Kayla keeps me on my toes! There are always new workouts and new ways to push yourself. So three days a week, I do resistance training. It starts out broken up into legs and cardio, arms and abs, and full body. As the weeks go by, it goes to legs and cardio, arms and cardio, and abs and cardio. And let me just say you will feel the burn after these workouts! As weird as it sounds, I kind of like it though! The after-burn makes me feel accomplished like I've had a successful workout! Also, with BBG, you keep working out until the time is up. I love this because you can push yourself hard or take it a little easy if you need to. It's completely flexible.

On alternating days that you're not doing resistance training, you do LISS and HIIT. I usually walk on my treadmill for 35-45 minutes or however far I feel I can go that day. I just listen to my body. 1-2 times a week, I do interval training for 10-15 minutes. Again, however long I feel my body wants to go that day.

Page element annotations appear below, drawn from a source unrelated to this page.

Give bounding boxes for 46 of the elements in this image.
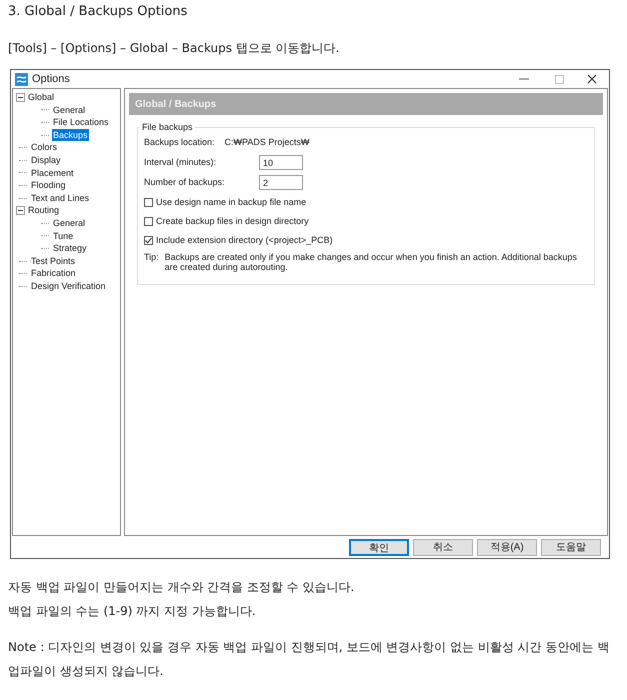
close-icon[interactable] xyxy=(587,74,597,84)
tree-item[interactable]: Fabrication xyxy=(30,267,77,280)
checkbox[interactable] xyxy=(144,217,153,226)
tree-item[interactable]: Tune xyxy=(52,230,74,242)
field-value: C:₩PADS Projects₩ xyxy=(224,136,310,150)
tree-item[interactable]: File Locations xyxy=(52,116,110,129)
expander-icon[interactable] xyxy=(16,206,25,216)
checkbox-label: Use design name in backup file name xyxy=(156,196,306,209)
dialog-button[interactable]: 취소 xyxy=(413,538,473,556)
checkbox[interactable] xyxy=(144,198,153,207)
body-paragraph: Note : 디자인의 변경이 있을 경우 자동 백업 파일이 진행되며, 보드에 변경사항이 없는 비활성 시간 동안에는 백업파일이 생성되지 않습니다. xyxy=(8,639,610,680)
field-label: Interval (minutes): xyxy=(144,156,218,169)
panel-title: Global / Backups xyxy=(129,93,603,115)
app-logo-icon xyxy=(15,72,28,86)
checkbox[interactable] xyxy=(144,236,153,245)
group-label: File backups xyxy=(140,122,195,133)
instruction-text: [Tools] – [Options] – Global – Backups 탭으로 이동합니다. xyxy=(8,40,340,57)
input-field[interactable]: 10 xyxy=(259,155,303,170)
tree-item[interactable]: Colors xyxy=(30,141,58,154)
tree-item[interactable]: Text and Lines xyxy=(30,192,90,204)
body-paragraph: 백업 파일의 수는 (1-9) 까지 지정 가능합니다. xyxy=(8,603,257,620)
window-title: Options xyxy=(32,72,70,87)
tip-label: Tip: xyxy=(144,252,159,264)
tree-item[interactable]: Routing xyxy=(27,204,60,217)
field-label: Number of backups: xyxy=(144,176,226,189)
tree-item[interactable]: Flooding xyxy=(30,179,67,192)
tree-item[interactable]: Design Verification xyxy=(30,280,107,292)
checkbox-label: Create backup files in design directory xyxy=(156,214,309,228)
section-heading: 3. Global / Backups Options xyxy=(8,3,188,21)
tree-item[interactable]: General xyxy=(52,216,86,230)
tree-item[interactable]: Placement xyxy=(30,166,75,180)
expander-icon[interactable] xyxy=(16,92,25,102)
tree-item[interactable]: Backups xyxy=(52,128,89,142)
checkbox-label: Include extension directory (<project>_PCB) xyxy=(156,234,333,247)
dialog-button[interactable]: 적용(A) xyxy=(477,538,537,556)
field-label: Backups location: xyxy=(144,136,215,150)
tree-item[interactable]: Display xyxy=(30,154,62,167)
input-field[interactable]: 2 xyxy=(259,175,303,190)
tree-item[interactable]: Test Points xyxy=(30,254,76,268)
tip-text: Backups are created only if you make changes and occur when you finish an action. Additional backups are created during autorouting. xyxy=(164,252,578,272)
dialog-button[interactable]: 확인 xyxy=(349,538,409,556)
tree-item[interactable]: General xyxy=(52,104,86,116)
dialog-button[interactable]: 도움말 xyxy=(541,538,601,556)
tree-item[interactable]: Strategy xyxy=(52,242,88,255)
tree-item[interactable]: Global xyxy=(27,91,56,104)
body-paragraph: 자동 백업 파일이 만들어지는 개수와 간격을 조정할 수 있습니다. xyxy=(8,579,356,596)
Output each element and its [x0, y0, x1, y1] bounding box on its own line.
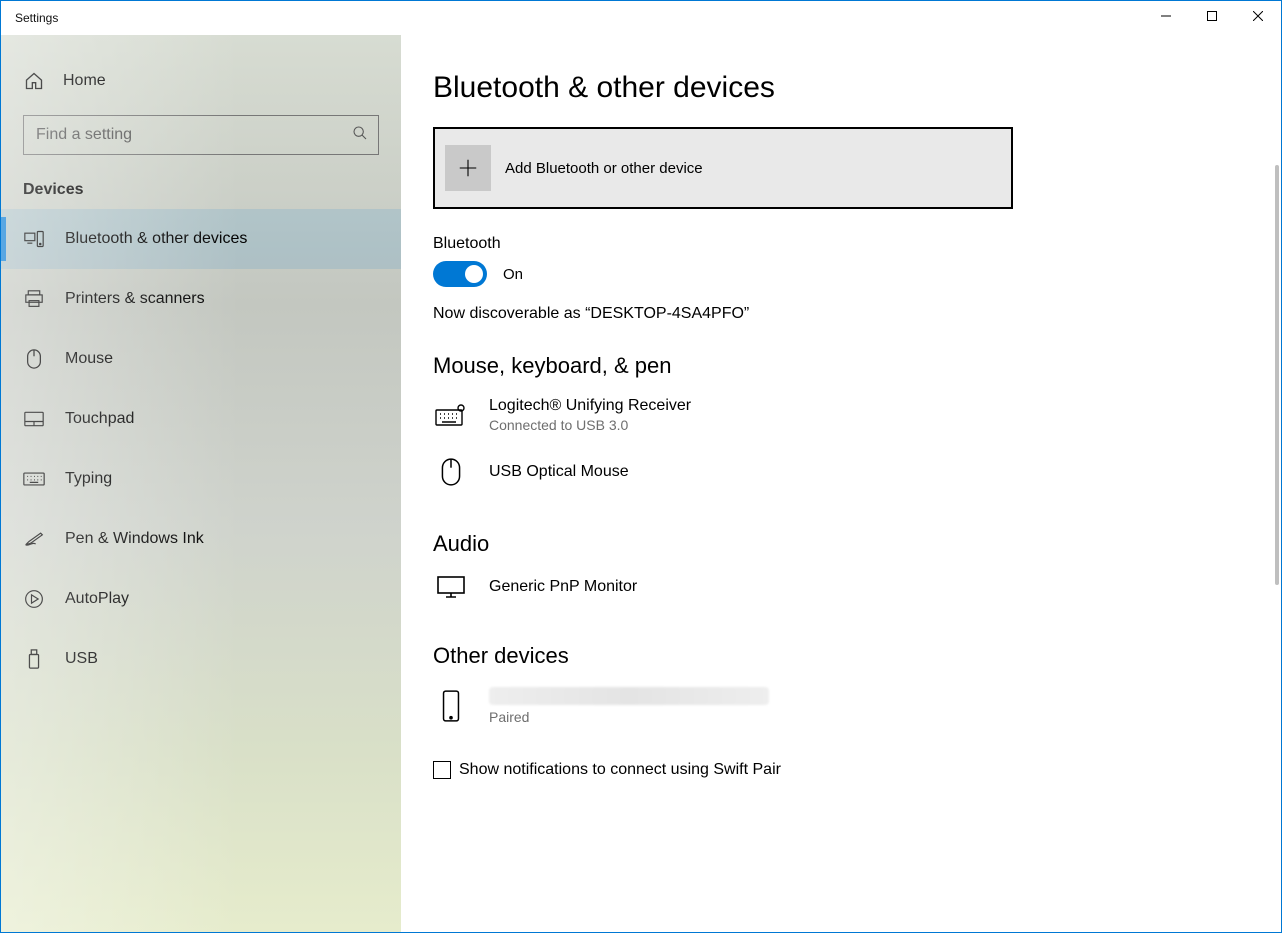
mouse-device-icon: [433, 457, 469, 487]
bluetooth-toggle[interactable]: [433, 261, 487, 287]
sidebar-item-label: AutoPlay: [65, 590, 129, 608]
bluetooth-label: Bluetooth: [433, 235, 1281, 253]
window-controls: [1143, 1, 1281, 31]
devices-icon: [23, 230, 45, 248]
device-row[interactable]: Logitech® Unifying Receiver Connected to…: [433, 391, 1281, 451]
plus-icon: [445, 145, 491, 191]
swift-pair-row[interactable]: Show notifications to connect using Swif…: [433, 761, 1281, 779]
add-device-button[interactable]: Add Bluetooth or other device: [433, 127, 1013, 209]
window-title: Settings: [1, 11, 58, 25]
touchpad-icon: [23, 411, 45, 427]
content-pane: Bluetooth & other devices Add Bluetooth …: [401, 35, 1281, 932]
sidebar: Home Devices Bluetooth & other devices P…: [1, 35, 401, 932]
device-name: Logitech® Unifying Receiver: [489, 397, 691, 415]
sidebar-item-label: Bluetooth & other devices: [65, 230, 247, 248]
swift-pair-checkbox[interactable]: [433, 761, 451, 779]
sidebar-item-label: Mouse: [65, 350, 113, 368]
device-row[interactable]: Paired: [433, 681, 1281, 743]
device-status: Paired: [489, 709, 769, 725]
monitor-icon: [433, 575, 469, 599]
sidebar-item-bluetooth[interactable]: Bluetooth & other devices: [1, 209, 401, 269]
device-status: Connected to USB 3.0: [489, 417, 691, 433]
sidebar-item-touchpad[interactable]: Touchpad: [1, 389, 401, 449]
group-other: Other devices: [433, 643, 1281, 669]
printer-icon: [23, 290, 45, 308]
search-icon: [352, 125, 368, 145]
add-device-label: Add Bluetooth or other device: [505, 160, 703, 177]
minimize-button[interactable]: [1143, 1, 1189, 31]
sidebar-item-label: USB: [65, 650, 98, 668]
autoplay-icon: [23, 589, 45, 609]
home-icon: [23, 71, 45, 91]
page-title: Bluetooth & other devices: [433, 71, 1281, 105]
sidebar-home-label: Home: [63, 72, 106, 90]
sidebar-item-label: Pen & Windows Ink: [65, 530, 204, 548]
sidebar-item-label: Touchpad: [65, 410, 134, 428]
sidebar-item-autoplay[interactable]: AutoPlay: [1, 569, 401, 629]
titlebar: Settings: [1, 1, 1281, 35]
device-name: Generic PnP Monitor: [489, 578, 637, 596]
sidebar-item-mouse[interactable]: Mouse: [1, 329, 401, 389]
device-name-redacted: [489, 687, 769, 705]
discoverable-text: Now discoverable as “DESKTOP-4SA4PFO”: [433, 305, 1281, 323]
search-input[interactable]: [34, 125, 352, 145]
sidebar-item-usb[interactable]: USB: [1, 629, 401, 689]
sidebar-home[interactable]: Home: [1, 65, 401, 107]
group-mouse-kbd-pen: Mouse, keyboard, & pen: [433, 353, 1281, 379]
device-row[interactable]: USB Optical Mouse: [433, 451, 1281, 505]
sidebar-item-printers[interactable]: Printers & scanners: [1, 269, 401, 329]
keyboard-receiver-icon: [433, 404, 469, 426]
maximize-button[interactable]: [1189, 1, 1235, 31]
device-name: USB Optical Mouse: [489, 463, 629, 481]
sidebar-section-label: Devices: [1, 173, 401, 209]
sidebar-item-typing[interactable]: Typing: [1, 449, 401, 509]
scrollbar[interactable]: [1275, 165, 1279, 585]
sidebar-item-pen[interactable]: Pen & Windows Ink: [1, 509, 401, 569]
sidebar-item-label: Printers & scanners: [65, 290, 205, 308]
swift-pair-label: Show notifications to connect using Swif…: [459, 761, 781, 779]
usb-icon: [23, 649, 45, 669]
device-row[interactable]: Generic PnP Monitor: [433, 569, 1281, 617]
bluetooth-toggle-state: On: [503, 266, 523, 283]
close-button[interactable]: [1235, 1, 1281, 31]
search-box[interactable]: [23, 115, 379, 155]
mouse-icon: [23, 349, 45, 369]
sidebar-item-label: Typing: [65, 470, 112, 488]
pen-icon: [23, 531, 45, 547]
group-audio: Audio: [433, 531, 1281, 557]
phone-icon: [433, 690, 469, 722]
keyboard-icon: [23, 472, 45, 486]
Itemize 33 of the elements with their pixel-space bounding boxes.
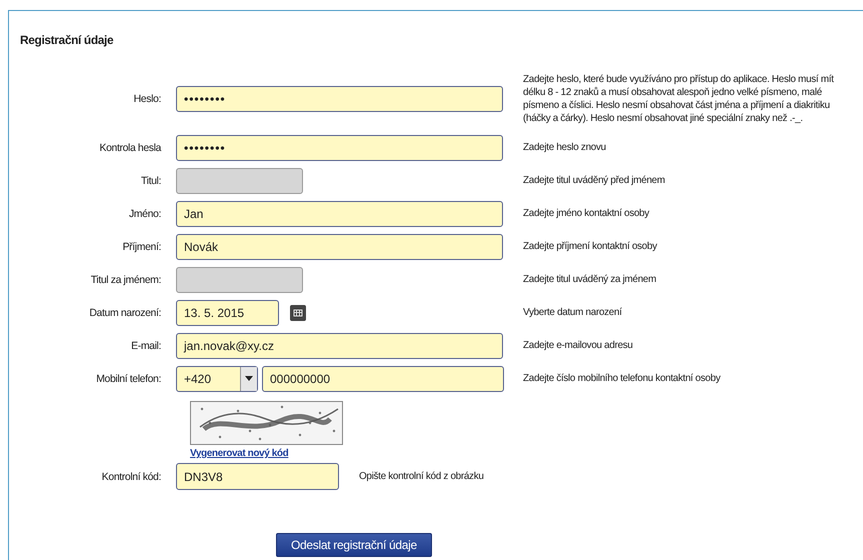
field-label: Mobilní telefon: bbox=[95, 372, 162, 384]
field-label: Kontrolní kód: bbox=[100, 470, 162, 482]
help-text: Zadejte titul uváděný za jménem bbox=[522, 273, 658, 286]
prefix-dropdown[interactable]: +420 bbox=[176, 366, 258, 392]
field-label: Jméno: bbox=[128, 208, 162, 220]
field-label: E-mail: bbox=[130, 340, 162, 352]
help-text: Zadejte titul uváděný před jménem bbox=[522, 174, 666, 187]
section-title: Registrační údaje bbox=[19, 32, 114, 49]
input-field[interactable]: Jan bbox=[176, 200, 503, 226]
help-text: Zadejte heslo, které bude využíváno pro přístup do aplikace. Heslo musí mít délku 8 - 12 znaků a musí obsahovat alespoň jedno velké písmeno, malé písmeno a číslici. Heslo nesmí obsahovat část jména a příjmení a diakritiku (háčky a čárky). Heslo nesmí obsahovat jiné speciální znaky než .-_. bbox=[522, 73, 835, 125]
field-label: Datum narození: bbox=[88, 306, 162, 318]
code-field[interactable]: DN3V8 bbox=[176, 463, 339, 490]
help-text: Zadejte příjmení kontaktní osoby bbox=[522, 240, 658, 253]
help-text: Vyberte datum narození bbox=[522, 306, 623, 319]
date-field[interactable]: 13. 5. 2015 bbox=[176, 300, 279, 326]
help-text: Zadejte heslo znovu bbox=[522, 141, 607, 154]
password-field[interactable]: •••••••• bbox=[176, 86, 503, 112]
field-label: Kontrola hesla bbox=[98, 142, 162, 154]
password-field[interactable]: •••••••• bbox=[176, 134, 503, 160]
help-text: Zadejte jméno kontaktní osoby bbox=[522, 207, 650, 220]
regenerate-link[interactable]: Vygenerovat nový kód bbox=[190, 448, 288, 459]
input-field[interactable]: 000000000 bbox=[262, 366, 504, 392]
field-label: Titul za jménem: bbox=[90, 274, 162, 286]
field-label: Titul: bbox=[140, 174, 162, 186]
field-label: Příjmení: bbox=[122, 240, 162, 252]
help-text: Zadejte e-mailovou adresu bbox=[522, 339, 634, 352]
help-text: Zadejte číslo mobilního telefonu kontaktní osoby bbox=[522, 372, 722, 385]
input-field[interactable]: jan.novak@xy.cz bbox=[176, 332, 503, 358]
submit-button[interactable]: Odeslat registrační údaje bbox=[276, 533, 432, 557]
help-text: Opište kontrolní kód z obrázku bbox=[358, 470, 485, 483]
field-label: Heslo: bbox=[132, 93, 162, 105]
calendar-icon[interactable] bbox=[290, 304, 306, 320]
input-field[interactable]: Novák bbox=[176, 234, 503, 260]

I always try to stay on top of stretching after my workouts too to keep my muscles healthy. One day a week, you have a rest day when you do nothing but maybe a stretch session. Those are my favorite days ;)

My favorite part of the program is progress pictures! Every four weeks, you take progress pictures and they are super encouraging. Sometimes it's hard to know how far you've come until you look back at where you started!

As usual, make sure to eat plenty of healthy foods when exercising at this intensity level. Because my body has a tendency to lose weight fairly quickly, I usually graze throughout the day and eat every 2-3 hours. I eat lots of health protein too to help build my muscles. I love lean meats like chicken and turkey and drink my fair share of whey protein powder. Eating protein after workouts actually decreases your chances of achey muscles too!














In case you're wondering if this program really works, I wanted to share some proof! On the left were my abs after 3 weeks of doing this program! On the right, those were my abs only 5 weeks later! This program is a 12 week program so I just keep repeating it and am loving it!

So if you want to workout but just don't know where to start, I highly encourage you to try BBG! Kayla is amazing and her work is incredible! Remember, it won't be easy at first and might not ever be easy, but keep pushing yourself because you will feel so much better!